The second game-changer Gore highlighted is the reduction in costs of renewable energy. “We are seeing a repeat of the computer industry which didn't fully appreciate the economic implications of a cost down curve that is durable.
“Within six years 80% of the world's population will live in regions where photovoltaics will be equal or less than the price of the grid."
Gore also built a bridge to Professor Spicer, in challenging financial market fundamentals.
He called for a shake-up in the financial markets, saying it was madness to expect pension funds to think long term when fund managers are incentivized for the short term.
“While they proclaim commitment to long term visions, they maximize their own profits."

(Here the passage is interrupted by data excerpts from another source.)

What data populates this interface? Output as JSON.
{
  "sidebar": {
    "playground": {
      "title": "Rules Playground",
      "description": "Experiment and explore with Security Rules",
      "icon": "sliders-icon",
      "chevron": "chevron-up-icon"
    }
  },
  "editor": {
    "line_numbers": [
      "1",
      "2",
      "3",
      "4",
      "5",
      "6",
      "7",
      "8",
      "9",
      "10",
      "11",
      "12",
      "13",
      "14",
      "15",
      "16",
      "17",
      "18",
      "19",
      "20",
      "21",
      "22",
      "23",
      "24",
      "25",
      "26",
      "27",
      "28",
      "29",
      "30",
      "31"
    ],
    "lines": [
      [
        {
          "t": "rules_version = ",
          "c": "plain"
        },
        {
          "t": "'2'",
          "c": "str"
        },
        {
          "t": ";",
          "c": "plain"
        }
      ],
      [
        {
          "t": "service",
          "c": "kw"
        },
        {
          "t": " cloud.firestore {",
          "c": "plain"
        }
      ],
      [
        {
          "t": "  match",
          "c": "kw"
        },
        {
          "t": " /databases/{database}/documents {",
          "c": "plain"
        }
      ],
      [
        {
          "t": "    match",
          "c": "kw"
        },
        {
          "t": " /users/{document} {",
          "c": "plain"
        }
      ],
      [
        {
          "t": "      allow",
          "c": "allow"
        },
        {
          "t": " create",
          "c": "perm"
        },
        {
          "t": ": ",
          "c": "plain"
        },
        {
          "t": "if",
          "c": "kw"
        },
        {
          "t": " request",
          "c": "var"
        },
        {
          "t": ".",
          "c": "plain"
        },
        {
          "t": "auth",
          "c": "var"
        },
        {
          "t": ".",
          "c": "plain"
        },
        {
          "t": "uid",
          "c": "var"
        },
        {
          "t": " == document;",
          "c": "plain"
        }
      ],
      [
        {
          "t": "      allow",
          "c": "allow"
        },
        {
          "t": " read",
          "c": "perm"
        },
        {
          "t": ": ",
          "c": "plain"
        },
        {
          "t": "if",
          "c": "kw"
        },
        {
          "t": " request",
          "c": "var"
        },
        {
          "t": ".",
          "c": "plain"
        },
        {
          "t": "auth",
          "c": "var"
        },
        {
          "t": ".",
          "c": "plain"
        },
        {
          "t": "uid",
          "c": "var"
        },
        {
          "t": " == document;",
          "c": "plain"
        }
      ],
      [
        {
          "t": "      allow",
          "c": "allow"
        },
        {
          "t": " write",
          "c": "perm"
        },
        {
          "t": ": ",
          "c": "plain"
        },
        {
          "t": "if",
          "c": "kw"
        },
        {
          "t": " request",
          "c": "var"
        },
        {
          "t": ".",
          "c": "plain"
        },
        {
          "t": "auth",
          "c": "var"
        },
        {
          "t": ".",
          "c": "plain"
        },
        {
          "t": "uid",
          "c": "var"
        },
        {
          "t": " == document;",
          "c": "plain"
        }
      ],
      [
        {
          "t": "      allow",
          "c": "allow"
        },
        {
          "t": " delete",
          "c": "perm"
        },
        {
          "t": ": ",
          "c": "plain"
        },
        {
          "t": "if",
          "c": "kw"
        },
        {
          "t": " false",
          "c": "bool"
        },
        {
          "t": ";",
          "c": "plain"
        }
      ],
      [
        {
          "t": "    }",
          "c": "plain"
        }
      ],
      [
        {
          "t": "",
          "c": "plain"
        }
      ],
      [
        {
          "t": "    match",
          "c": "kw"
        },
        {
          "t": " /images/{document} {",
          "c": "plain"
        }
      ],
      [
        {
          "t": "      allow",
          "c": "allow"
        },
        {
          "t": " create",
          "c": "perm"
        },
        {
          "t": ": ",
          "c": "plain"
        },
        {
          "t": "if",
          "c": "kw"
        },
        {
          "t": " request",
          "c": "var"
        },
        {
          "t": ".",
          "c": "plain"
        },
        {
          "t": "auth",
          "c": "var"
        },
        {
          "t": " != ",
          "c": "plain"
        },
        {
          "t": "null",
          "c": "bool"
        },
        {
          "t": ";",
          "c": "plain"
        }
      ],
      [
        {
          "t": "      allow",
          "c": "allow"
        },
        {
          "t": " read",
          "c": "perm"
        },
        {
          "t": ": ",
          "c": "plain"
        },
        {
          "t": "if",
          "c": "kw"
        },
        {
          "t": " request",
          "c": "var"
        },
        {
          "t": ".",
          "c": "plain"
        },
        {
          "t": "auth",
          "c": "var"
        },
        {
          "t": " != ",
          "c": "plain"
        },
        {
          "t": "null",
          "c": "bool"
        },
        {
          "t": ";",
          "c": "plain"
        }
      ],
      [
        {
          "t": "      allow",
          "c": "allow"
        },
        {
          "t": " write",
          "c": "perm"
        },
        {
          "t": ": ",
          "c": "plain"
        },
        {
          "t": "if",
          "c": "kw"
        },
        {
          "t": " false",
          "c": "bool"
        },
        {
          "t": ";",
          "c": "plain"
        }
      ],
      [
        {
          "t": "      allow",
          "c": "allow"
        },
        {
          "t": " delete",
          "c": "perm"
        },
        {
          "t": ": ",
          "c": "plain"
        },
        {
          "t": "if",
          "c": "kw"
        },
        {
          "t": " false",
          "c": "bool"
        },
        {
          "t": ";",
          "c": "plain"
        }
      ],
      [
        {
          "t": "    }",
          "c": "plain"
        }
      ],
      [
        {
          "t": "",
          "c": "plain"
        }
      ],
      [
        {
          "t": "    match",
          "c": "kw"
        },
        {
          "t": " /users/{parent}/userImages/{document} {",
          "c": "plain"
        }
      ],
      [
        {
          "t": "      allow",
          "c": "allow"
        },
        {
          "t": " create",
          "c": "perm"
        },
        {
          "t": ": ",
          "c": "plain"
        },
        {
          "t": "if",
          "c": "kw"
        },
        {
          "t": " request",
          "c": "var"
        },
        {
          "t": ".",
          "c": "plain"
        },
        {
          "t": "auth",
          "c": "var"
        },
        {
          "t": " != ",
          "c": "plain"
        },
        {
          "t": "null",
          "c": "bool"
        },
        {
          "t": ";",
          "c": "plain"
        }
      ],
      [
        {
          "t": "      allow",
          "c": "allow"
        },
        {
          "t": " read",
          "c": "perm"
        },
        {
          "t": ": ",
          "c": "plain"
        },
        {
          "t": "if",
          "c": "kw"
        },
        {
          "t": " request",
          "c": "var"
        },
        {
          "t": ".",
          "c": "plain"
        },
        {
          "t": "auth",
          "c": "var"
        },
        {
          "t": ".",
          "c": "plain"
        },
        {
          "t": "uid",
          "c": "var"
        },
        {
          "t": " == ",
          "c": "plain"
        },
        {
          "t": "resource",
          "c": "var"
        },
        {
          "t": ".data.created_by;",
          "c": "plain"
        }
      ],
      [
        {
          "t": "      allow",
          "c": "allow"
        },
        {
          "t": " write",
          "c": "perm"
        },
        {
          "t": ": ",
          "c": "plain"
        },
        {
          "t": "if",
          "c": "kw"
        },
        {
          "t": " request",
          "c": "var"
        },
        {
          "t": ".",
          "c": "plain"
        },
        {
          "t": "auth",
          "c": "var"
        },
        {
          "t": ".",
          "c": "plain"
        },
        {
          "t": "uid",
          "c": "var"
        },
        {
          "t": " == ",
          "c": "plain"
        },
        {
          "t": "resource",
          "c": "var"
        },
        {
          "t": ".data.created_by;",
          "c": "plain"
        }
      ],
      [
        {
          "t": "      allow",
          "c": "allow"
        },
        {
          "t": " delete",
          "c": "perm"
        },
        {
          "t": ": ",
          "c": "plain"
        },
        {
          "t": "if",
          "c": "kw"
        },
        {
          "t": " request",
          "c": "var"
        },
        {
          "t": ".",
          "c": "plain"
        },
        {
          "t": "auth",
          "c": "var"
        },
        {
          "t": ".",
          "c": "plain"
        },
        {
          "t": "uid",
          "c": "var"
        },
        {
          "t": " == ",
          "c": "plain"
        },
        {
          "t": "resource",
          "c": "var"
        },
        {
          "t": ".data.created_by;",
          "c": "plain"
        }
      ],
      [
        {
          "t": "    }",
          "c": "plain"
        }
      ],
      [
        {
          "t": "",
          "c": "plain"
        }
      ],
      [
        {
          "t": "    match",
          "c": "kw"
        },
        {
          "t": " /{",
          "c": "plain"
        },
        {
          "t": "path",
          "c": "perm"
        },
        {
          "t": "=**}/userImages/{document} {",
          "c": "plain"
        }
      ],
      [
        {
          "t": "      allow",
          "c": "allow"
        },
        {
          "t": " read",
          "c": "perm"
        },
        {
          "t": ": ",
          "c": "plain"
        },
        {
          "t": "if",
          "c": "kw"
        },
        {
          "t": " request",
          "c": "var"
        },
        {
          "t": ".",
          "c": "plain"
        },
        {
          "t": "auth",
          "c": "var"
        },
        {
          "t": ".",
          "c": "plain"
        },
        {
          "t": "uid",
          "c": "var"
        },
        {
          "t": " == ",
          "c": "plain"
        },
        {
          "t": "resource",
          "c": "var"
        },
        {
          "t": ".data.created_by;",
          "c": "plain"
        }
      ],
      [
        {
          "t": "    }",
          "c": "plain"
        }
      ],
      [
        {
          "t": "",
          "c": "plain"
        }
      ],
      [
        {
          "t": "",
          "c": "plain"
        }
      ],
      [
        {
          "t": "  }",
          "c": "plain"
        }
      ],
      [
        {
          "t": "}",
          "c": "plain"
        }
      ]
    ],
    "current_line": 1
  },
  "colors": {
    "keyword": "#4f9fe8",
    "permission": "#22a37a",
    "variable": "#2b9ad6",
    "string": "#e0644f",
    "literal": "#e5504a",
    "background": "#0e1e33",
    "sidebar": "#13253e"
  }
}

Professor Spicer, in a comment for The Guardian, said it was time to eradicate the idea that the “purpose of the corporation is to maximize shareholder value." This is what his business school students will tell him, reflecting common beliefs in the market. “But like any simple answer, it is not only wrong, it is also profoundly damaging. To paraphrase Jack Welch, the legendary ex-CEO of GE, the idea that purpose of the corporation is to maximize shareholder value is 'the dumbest idea in the world,'" Spicer said. “Corporations with a strict focus on maximizing shareholder value tend to employ a cadre of generalist managers who have relatively short-term commitment to the firm. “Because their compensation and future prospects are directly tied to share price, executives spend much of their time courting financial analysts. CEOs will often go to any lengths to keep this relatively small audience happy," Spicer said. Nice, I think, to see the notion of a circular economy aired in some detail on the same day that environmental solutions, climate change policy and a new set of corporate ambitions are discussed. The only problem is something that Steiner's article mentions but doesn't elaborate on – the phenomenon known as “Davos optimism." In the rarified air of the WEF, dreaming is easy. It is what happens to those noble ambitions when participants come back off the Magic Mountain – as Davos is called in Thomas Mann's classic novel – that will determine whether the global elite has spent their four days well. And again, if you didn't get an invite – there are other places to gather, some networking events that are even more exclusive, according to the FT weekend edition.